Because of the histological similarities between tumors and stromal components undergoing tissue remodeling, pathologists since the times of Virchow have traditionally described tumors as “wounds that do not heal” [104]; the recent recognition of the multiple roles of the tumor microenvironment in cancer confirms this idea and enables new potential ways of understanding tumors. Relative to other cancers, little is known about how the tumor microenvironment regulates MB formation. However, the identification of critical steps regulating tumor formation, such as progression, offers an interesting framework to address how the recently identified tumor cell components regulate MB formation.

Among these microenvironment cell components, clear roles are currently being established for some cell types. Macrophages seem to have a tumor-suppressive role in Shh-MB, although the specific function of macrophage subtypes, and the relative contribution of microglia, needs better understanding. Less is known about the roles of lymphocytes, although initial studies suggest that MB cells inhibit T-cell function. Besides immune cells, glia play an important role in MB formation in which astrocytes secrete Shh, promoting MB cell proliferation.

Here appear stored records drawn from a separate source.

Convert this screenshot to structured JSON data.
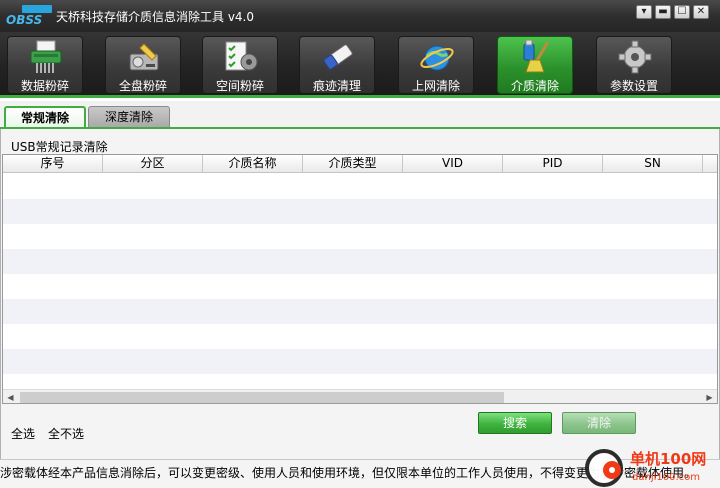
{
  "window": {
    "logo_text": "OBSS",
    "title": "天桥科技存储介质信息消除工具 v4.0",
    "controls": [
      "▾",
      "▬",
      "☐",
      "✕"
    ]
  },
  "toolbar": {
    "items": [
      {
        "label": "数据粉碎",
        "icon": "shredder-icon"
      },
      {
        "label": "全盘粉碎",
        "icon": "disk-shredder-icon"
      },
      {
        "label": "空间粉碎",
        "icon": "checklist-gear-icon"
      },
      {
        "label": "痕迹清理",
        "icon": "eraser-icon"
      },
      {
        "label": "上网清除",
        "icon": "ie-globe-icon"
      },
      {
        "label": "介质清除",
        "icon": "usb-broom-icon",
        "active": true
      },
      {
        "label": "参数设置",
        "icon": "gear-icon"
      }
    ]
  },
  "tabs": [
    {
      "label": "常规清除",
      "active": true
    },
    {
      "label": "深度清除",
      "active": false
    }
  ],
  "section": {
    "label": "USB常规记录清除"
  },
  "table": {
    "columns": [
      "序号",
      "分区",
      "介质名称",
      "介质类型",
      "VID",
      "PID",
      "SN"
    ],
    "rows": []
  },
  "actions": {
    "select_all": "全选",
    "select_none": "全不选",
    "search": "搜索",
    "clear": "清除"
  },
  "status": {
    "text": "涉密载体经本产品信息消除后，可以变更密级、使用人员和使用环境，但仅限本单位的工作人员使用，不得变更为非涉密载体使用。"
  },
  "watermark": {
    "text_top": "单机100网",
    "text_bottom": "danji100.com"
  },
  "colors": {
    "accent_green": "#3fae3f",
    "titlebar": "#2e2e2e"
  }
}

Tumor and stromal cells are regulated by signaling molecules in different ways. Shh promotes the formation and maintains the integrity of the BBB, therefore influencing factors like vascular permeability and immune cell infiltration. Wnt signaling has also been shown to regulate the formation of the BBB. The interplay between Hh and Wnt signaling in the perivascular niche, and the potential ways it regulates perivascular tumor-propagating cells, is an exciting topic of research. Finally, important research has been carried out showing cell populations other than GCPs with tumor-initiating or tumor-propagating abilities. How these cell populations arise within the tumor, whether they are sensitive to inflammatory signals in the microenvironment, and how they respond to Hh and Wnt signaling are current topics of MB research.